Is task-agnostic accuracy correct?
ashok-arjun opened this issue · 2 comments
Hi,
I'm not sure if the task-agnostic accuracy is correctly calculated.
I see that in network.py line 44
, you are creating a new Linear layer with nn.Linear(self.out_size, num_outputs)
for each task.
This indicates that each task will have a separate Linear
layer with each having equal capacity.
For task-agnostic accuracy, I see that the outputs of all heads are combined, then softmax is taken.
But in a lot of papers, they use only 1 head for all tasks, to indicate task-agnostic accuracy.
I am aware that when training, they only backpropagate the logits of the classes belonging to the current task, and what is done here is equivalent to that in a way.
May I please know why that is not followed here?
Thank you.
Hi, thanks for your question!
Having a single nn.Linear
with all classes of all tasks and having multiple nn.Linear
and then concatenating their outputs are equivalent implementations:
import torch
fcbig = torch.nn.Linear(64, 50)
fcsmall1 = torch.nn.Linear(64, 30)
fcsmall2 = torch.nn.Linear(64, 20)
# Make weight and bias values equal for both cases
with torch.no_grad():
fcsmall1.weight.copy_(fcbig.weight[:30, :])
fcsmall1.bias.copy_(fcbig.bias[:30])
fcsmall2.weight.copy_(fcbig.weight[30:, :])
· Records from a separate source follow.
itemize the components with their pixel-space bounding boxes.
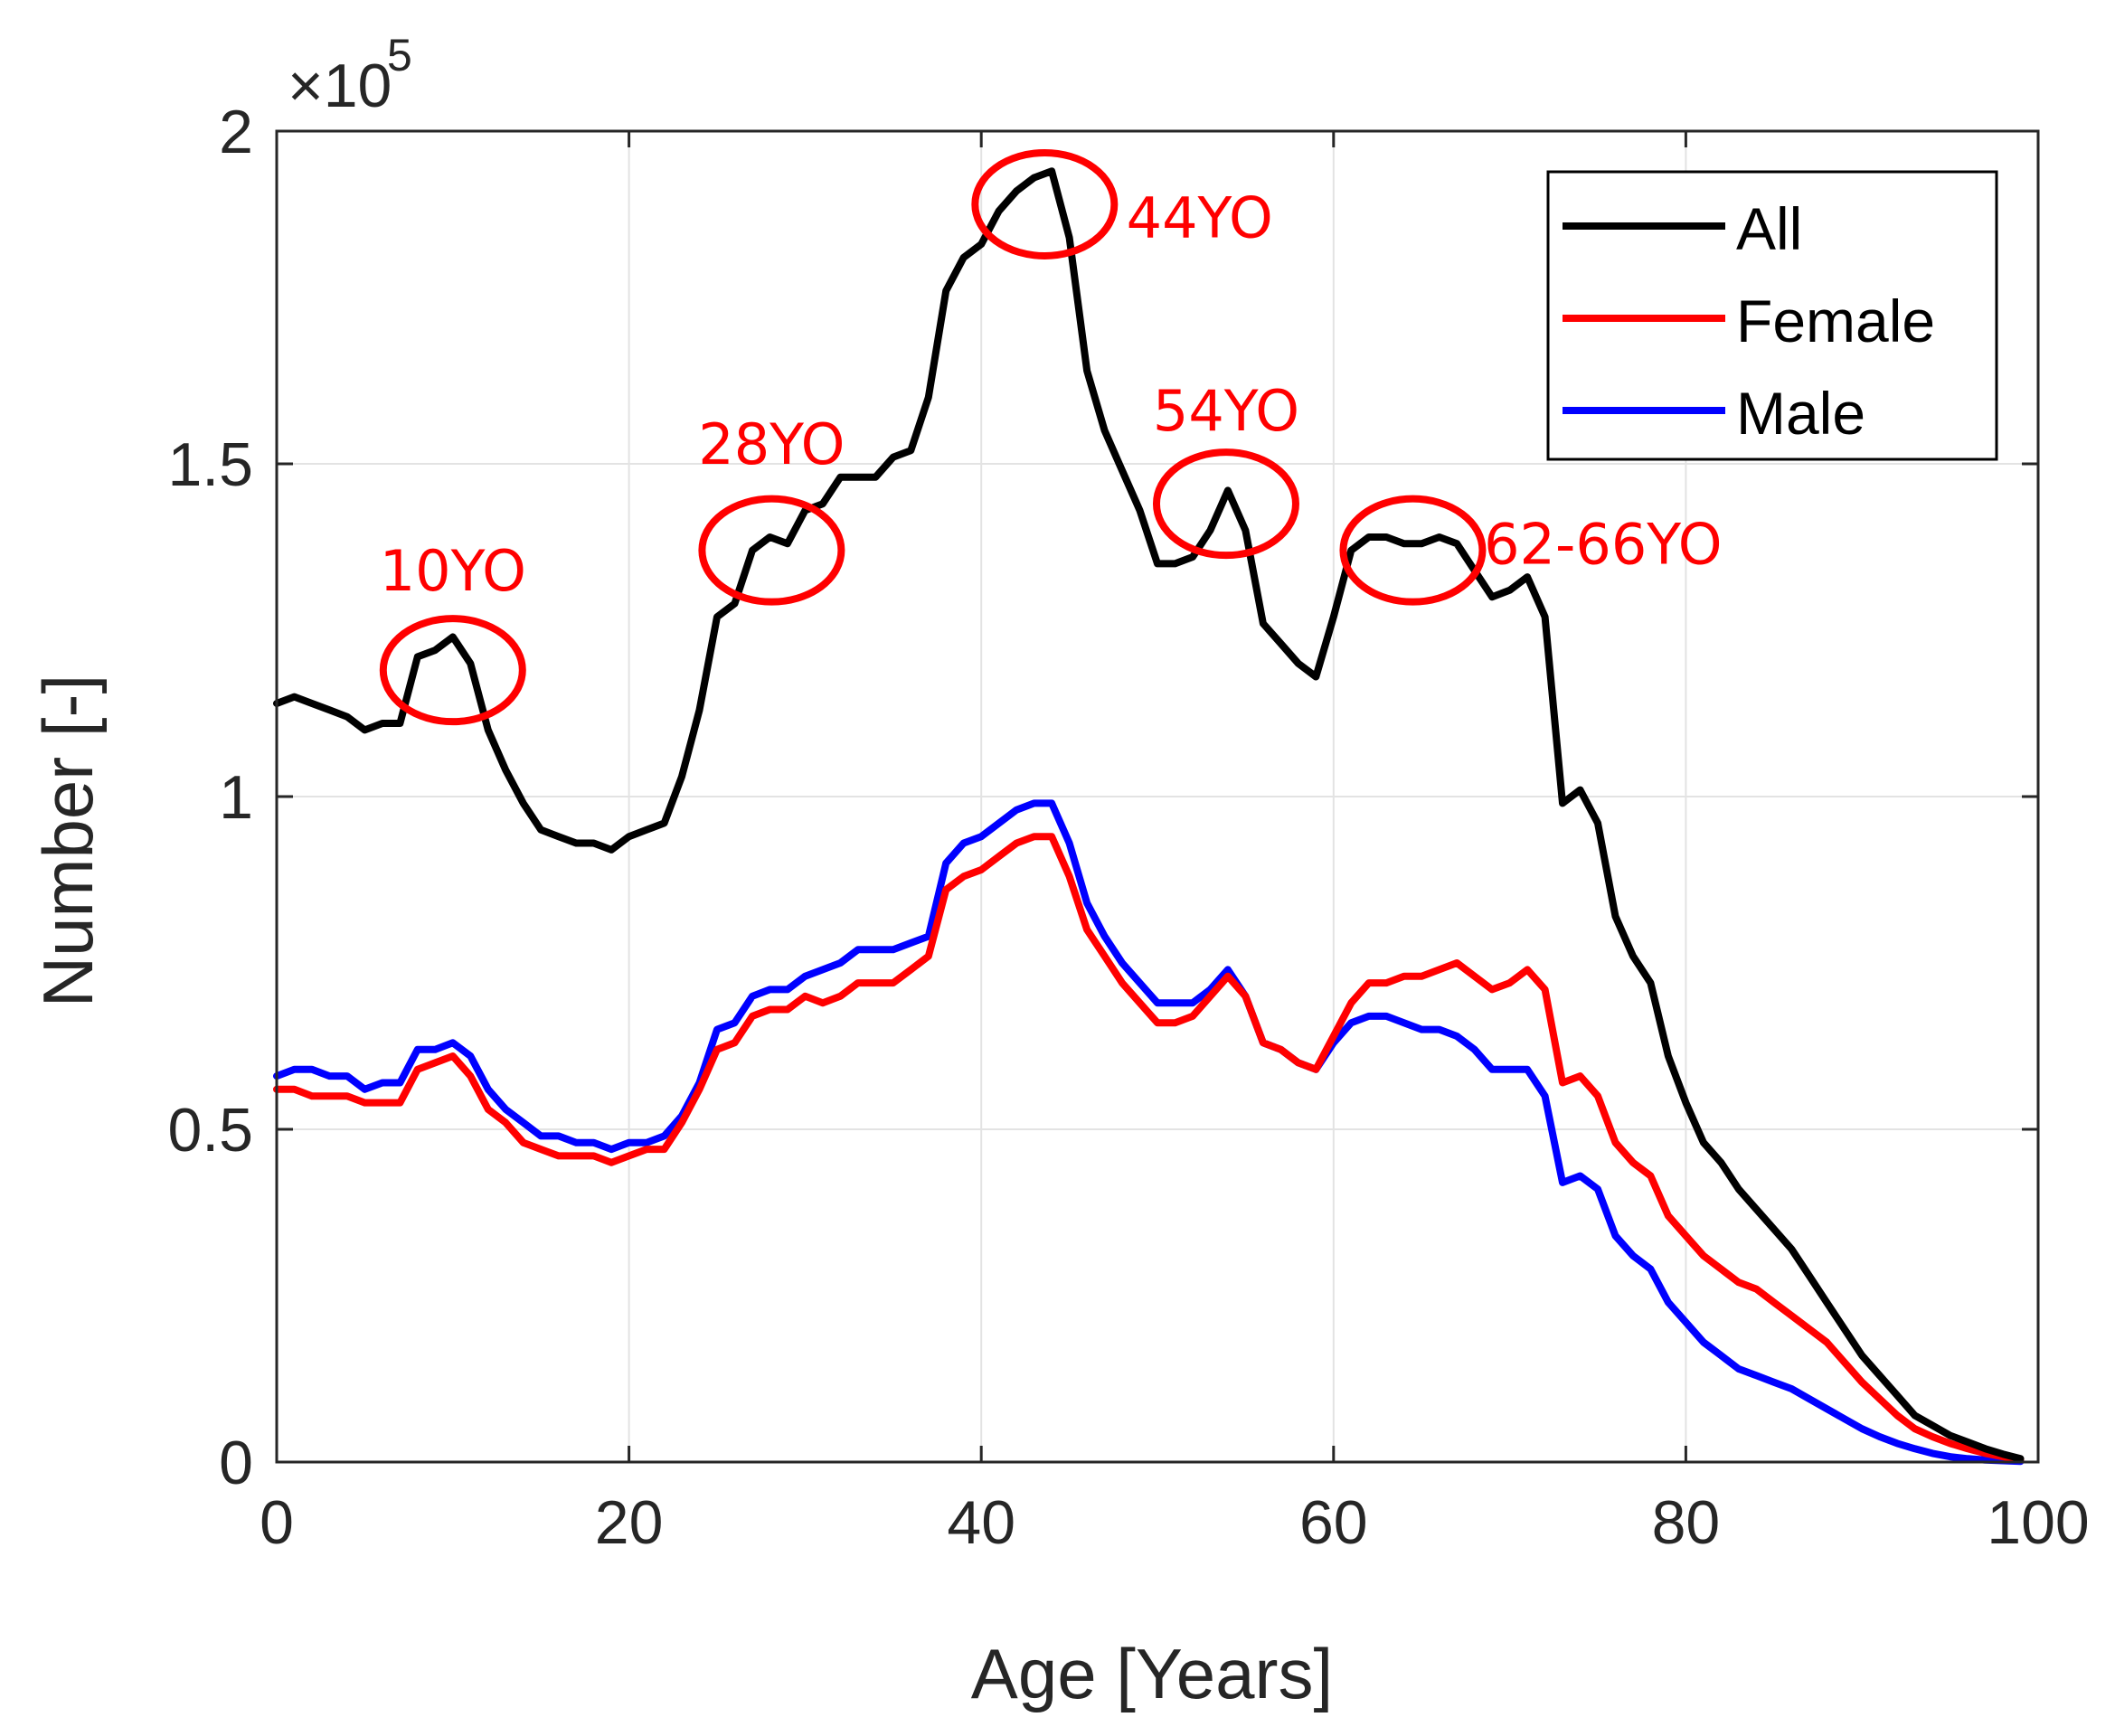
y-tick-label: 0	[219, 1429, 253, 1497]
x-tick-label: 40	[947, 1488, 1015, 1557]
series-line-female	[273, 833, 2025, 1464]
annotation-circle	[1152, 448, 1299, 560]
annotation-label: 62-66YO	[1484, 511, 1722, 577]
y-tick-label: 1.5	[167, 430, 253, 499]
annotation-circle	[1339, 495, 1487, 606]
series-line-male	[273, 799, 2025, 1466]
x-tick-label: 100	[1987, 1488, 2089, 1557]
legend: All Female Male	[1546, 170, 1998, 461]
annotation-label: 10YO	[380, 538, 526, 604]
series-lines	[273, 167, 2025, 1466]
x-tick-label: 0	[260, 1488, 294, 1557]
y-tick-label: 2	[219, 98, 253, 166]
legend-label-female: Female	[1736, 288, 1935, 354]
x-tick-label: 60	[1299, 1488, 1368, 1557]
axis-ticks: 0 20 40 60 80 100 0 0.5 1 1.5 2	[167, 98, 2089, 1557]
y-axis-label: Number [-]	[28, 675, 108, 1007]
x-tick-label: 80	[1652, 1488, 1721, 1557]
y-exponent-base: ×10	[288, 52, 392, 120]
legend-label-male: Male	[1736, 380, 1865, 447]
legend-label-all: All	[1736, 195, 1802, 262]
y-tick-label: 0.5	[167, 1096, 253, 1165]
annotation-circle	[971, 148, 1119, 259]
annotation-label: 28YO	[698, 411, 845, 477]
annotation-circle	[698, 495, 845, 606]
annotation-label: 54YO	[1153, 378, 1299, 444]
x-axis-label: Age [Years]	[971, 1634, 1333, 1713]
x-tick-label: 20	[595, 1488, 664, 1557]
y-exponent-power: 5	[387, 30, 412, 80]
annotations: 10YO 28YO 44YO 54YO 62-66YO	[379, 148, 1723, 726]
annotation-circle	[379, 615, 526, 726]
annotation-label: 44YO	[1127, 185, 1273, 251]
series-line-all	[273, 167, 2025, 1463]
y-tick-label: 1	[219, 763, 253, 832]
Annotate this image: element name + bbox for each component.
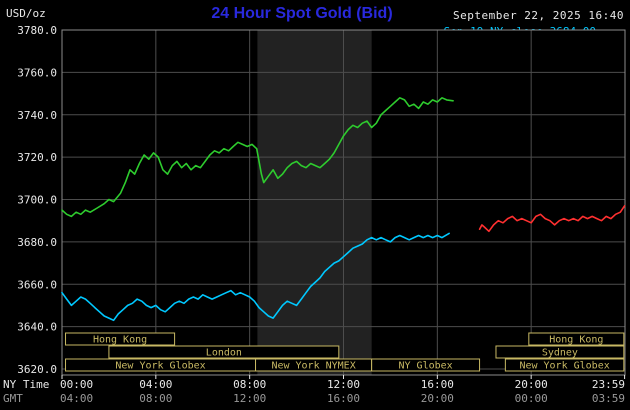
- series-line-sep22: [61, 97, 454, 218]
- session-box: [495, 345, 625, 359]
- svg-text:3780.0: 3780.0: [17, 24, 57, 37]
- svg-text:3680.0: 3680.0: [17, 236, 57, 249]
- svg-text:04:00: 04:00: [60, 392, 93, 405]
- svg-text:08:00: 08:00: [139, 392, 172, 405]
- session-box: [528, 332, 625, 346]
- ny-time-label: NY Time: [3, 378, 50, 391]
- svg-text:08:00: 08:00: [233, 378, 266, 391]
- chart-datetime: September 22, 2025 16:40: [453, 9, 624, 22]
- svg-text:3720.0: 3720.0: [17, 151, 57, 164]
- session-label: Hong Kong: [549, 335, 603, 346]
- gridlines: [62, 30, 625, 375]
- svg-text:03:59: 03:59: [592, 392, 625, 405]
- session-label: Sydney: [542, 348, 578, 359]
- session-label: Hong Kong: [93, 335, 147, 346]
- svg-text:12:00: 12:00: [233, 392, 266, 405]
- svg-text:12:00: 12:00: [327, 378, 360, 391]
- svg-text:3760.0: 3760.0: [17, 66, 57, 79]
- svg-text:3640.0: 3640.0: [17, 321, 57, 334]
- session-box: [108, 345, 340, 359]
- svg-text:16:00: 16:00: [421, 378, 454, 391]
- svg-text:20:00: 20:00: [421, 392, 454, 405]
- session-box: [504, 358, 625, 372]
- svg-text:04:00: 04:00: [139, 378, 172, 391]
- session-box: [65, 332, 176, 346]
- nymex-session-band: [257, 30, 372, 375]
- session-label: New York Globex: [519, 361, 609, 372]
- session-label: NY Globex: [399, 361, 453, 372]
- svg-text:16:00: 16:00: [327, 392, 360, 405]
- svg-text:23:59: 23:59: [592, 378, 625, 391]
- svg-text:3740.0: 3740.0: [17, 109, 57, 122]
- x-axis-labels-gmt: 04:00 08:00 12:00 16:00 20:00 00:00 03:59: [60, 392, 625, 405]
- x-tick-marks: [61, 375, 626, 379]
- svg-text:20:00: 20:00: [515, 378, 548, 391]
- y-axis-labels: 3780.0 3760.0 3740.0 3720.0 3700.0 3680.0 3660…: [17, 24, 57, 376]
- series-line-sep19: [61, 232, 450, 322]
- session-label: New York NYMEX: [271, 361, 355, 372]
- gmt-label: GMT: [3, 392, 23, 405]
- session-label: New York Globex: [115, 361, 205, 372]
- chart-title: 24 Hour Spot Gold (Bid): [211, 5, 393, 22]
- session-box: [371, 358, 481, 372]
- svg-text:3660.0: 3660.0: [17, 278, 57, 291]
- session-label: London: [206, 348, 242, 359]
- units-label: USD/oz: [6, 7, 46, 20]
- svg-text:00:00: 00:00: [60, 378, 93, 391]
- svg-text:3620.0: 3620.0: [17, 363, 57, 376]
- x-axis-labels-ny: 00:00 04:00 08:00 12:00 16:00 20:00 23:59: [60, 378, 625, 391]
- svg-text:00:00: 00:00: [515, 392, 548, 405]
- session-bars: Hong Kong Hong Kong London Sydney New York G…: [65, 332, 625, 372]
- series-line-sep21: [478, 205, 626, 233]
- svg-text:3700.0: 3700.0: [17, 194, 57, 207]
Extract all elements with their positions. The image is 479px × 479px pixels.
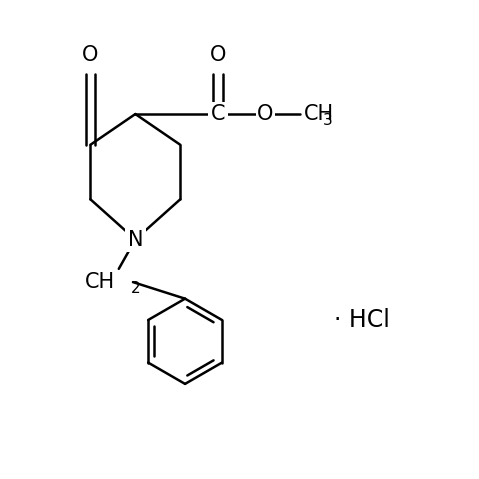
Text: · HCl: · HCl <box>334 308 390 332</box>
Text: O: O <box>210 46 227 65</box>
Text: N: N <box>127 229 143 250</box>
Text: 2: 2 <box>131 281 141 296</box>
Text: CH: CH <box>85 272 115 292</box>
Text: CH: CH <box>303 104 333 124</box>
Text: 3: 3 <box>322 113 332 128</box>
Text: O: O <box>257 104 274 124</box>
Text: C: C <box>211 104 226 124</box>
Text: O: O <box>82 46 99 65</box>
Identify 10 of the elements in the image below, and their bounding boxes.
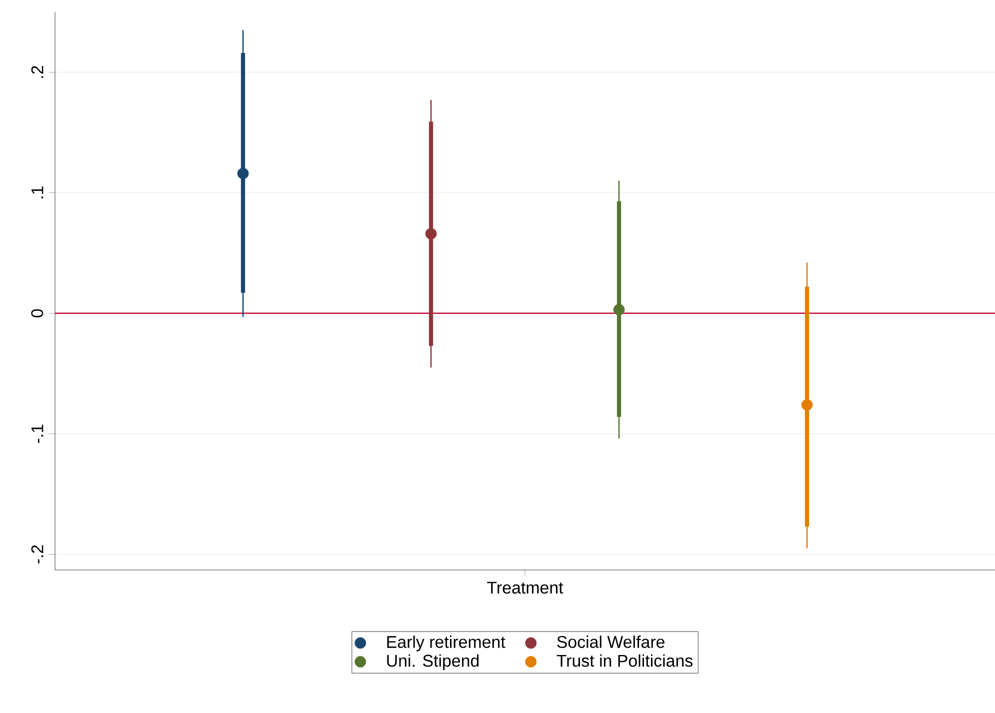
y-tick-label: 0 bbox=[31, 309, 44, 318]
legend-label: Trust in Politicians bbox=[556, 654, 693, 667]
legend-label: Uni. Stipend bbox=[387, 654, 479, 670]
legend-label: Early retirement bbox=[387, 636, 506, 652]
y-tick-label: .1 bbox=[32, 186, 44, 198]
y-tick-label: .2 bbox=[31, 66, 44, 78]
y-tick-label: -.2 bbox=[31, 545, 44, 564]
y-tick-label: -.1 bbox=[32, 424, 44, 443]
x-tick-label: Treatment bbox=[487, 582, 564, 594]
legend-label: Social Welfare bbox=[557, 636, 664, 648]
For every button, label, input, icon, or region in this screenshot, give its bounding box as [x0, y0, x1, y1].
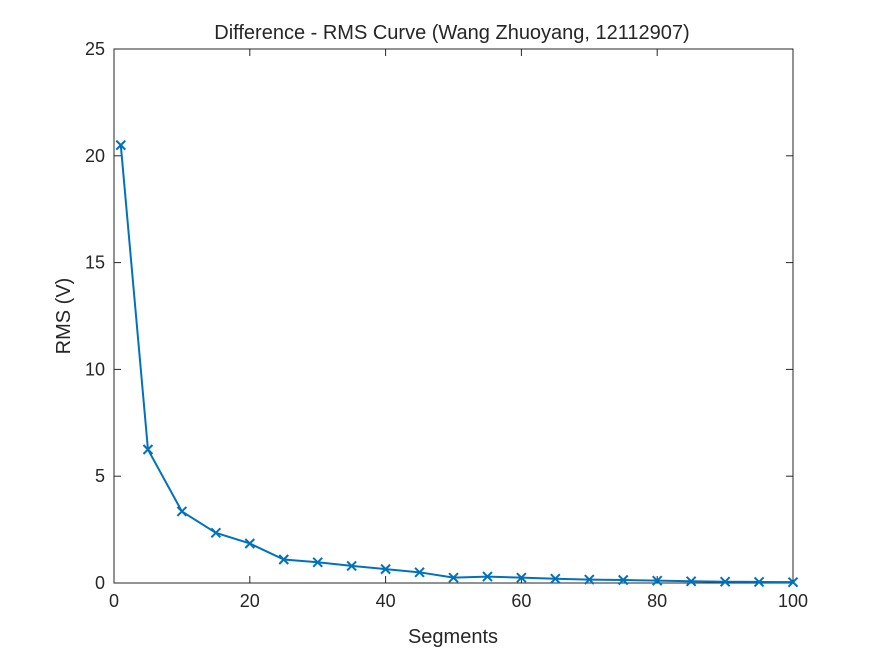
marker-stroke — [312, 557, 323, 568]
x-axis-label: Segments — [408, 626, 498, 648]
marker-stroke — [346, 560, 357, 572]
marker-stroke — [448, 572, 459, 583]
x-tick-label: 20 — [240, 591, 260, 611]
x-tick-label: 80 — [647, 591, 667, 611]
y-axis-ticks: 0 5 10 15 20 25 — [85, 39, 793, 593]
data-point-marker — [787, 576, 799, 588]
x-tick-label: 40 — [376, 591, 396, 611]
y-axis-label: RMS (V) — [53, 278, 75, 355]
marker-stroke — [719, 576, 731, 587]
marker-stroke — [550, 573, 561, 584]
y-tick-label: 25 — [85, 39, 105, 59]
marker-stroke — [244, 538, 256, 549]
axes-box — [113, 48, 794, 584]
marker-stroke — [753, 576, 765, 588]
data-point-marker — [244, 538, 256, 549]
data-point-marker — [312, 557, 323, 568]
marker-stroke — [787, 576, 799, 588]
marker-stroke — [414, 567, 425, 578]
x-tick-label: 100 — [778, 591, 808, 611]
data-point-marker — [685, 576, 697, 587]
data-point-marker — [482, 571, 493, 582]
data-point-marker — [516, 572, 527, 583]
data-point-marker — [176, 506, 188, 517]
x-tick-label: 0 — [109, 591, 119, 611]
y-tick-label: 15 — [85, 253, 105, 273]
marker-stroke — [516, 572, 527, 583]
marker-stroke — [278, 554, 289, 565]
marker-stroke — [210, 527, 222, 539]
data-point-marker — [448, 572, 459, 583]
y-tick-label: 0 — [95, 573, 105, 593]
marker-stroke — [142, 444, 154, 455]
y-tick-label: 5 — [95, 466, 105, 486]
x-tick-label: 60 — [511, 591, 531, 611]
y-tick-label: 10 — [85, 359, 105, 379]
data-point-marker — [380, 563, 391, 575]
data-point-marker — [278, 554, 289, 565]
data-point-marker — [584, 574, 595, 585]
data-point-marker — [210, 527, 222, 539]
marker-stroke — [176, 506, 188, 517]
marker-stroke — [651, 575, 663, 586]
series-markers — [115, 139, 799, 588]
data-point-marker — [414, 567, 425, 578]
marker-stroke — [584, 574, 595, 585]
chart-title: Difference - RMS Curve (Wang Zhuoyang, 1… — [214, 22, 689, 44]
marker-stroke — [618, 574, 629, 586]
marker-stroke — [685, 576, 697, 587]
x-axis-ticks: 0 20 40 60 80 100 — [109, 49, 808, 611]
y-tick-label: 20 — [85, 146, 105, 166]
marker-stroke — [482, 571, 493, 582]
data-point-marker — [550, 573, 561, 584]
data-point-marker — [618, 574, 629, 586]
data-point-marker — [651, 575, 663, 586]
data-point-marker — [753, 576, 765, 588]
marker-stroke — [115, 139, 126, 151]
data-point-marker — [142, 444, 154, 455]
data-point-marker — [719, 576, 731, 587]
data-point-marker — [115, 139, 126, 151]
data-point-marker — [346, 560, 357, 572]
marker-stroke — [380, 563, 391, 575]
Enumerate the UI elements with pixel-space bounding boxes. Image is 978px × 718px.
fcsmall2.bias.copy_(fcbig.bias[30:])
# Forward
x = torch.rand(64)
y1 = fcbig(x)
y2 = torch.cat((fcsmall1(x), fcsmall2(x)))
print((y1 == y2).all())
You should see tensor(True)
as the output when running this code.
As you say, many papers use the single nn.Linear
implementation for all tasks from the beginning. However, in order to do that, you would need to know the number of classes of each task beforehand when beginning task 1. In other words: you would be having access to information from the "future". Therefore, breaking part of the idea of Continual Learning (although in practice both give the same results).
For this reason, we preferred to use the second implementation because it mimics a more realistic case: whenever a new task comes, the final layer is extended to allow learning the new classes. Without caring about how many tasks or classes will the model see in the future.
I hope I have made myself clear!
Thanks a lot for the detailed reply @mkmenta.
That definitely makes sense, and I understand why this implementation is much better and scalable.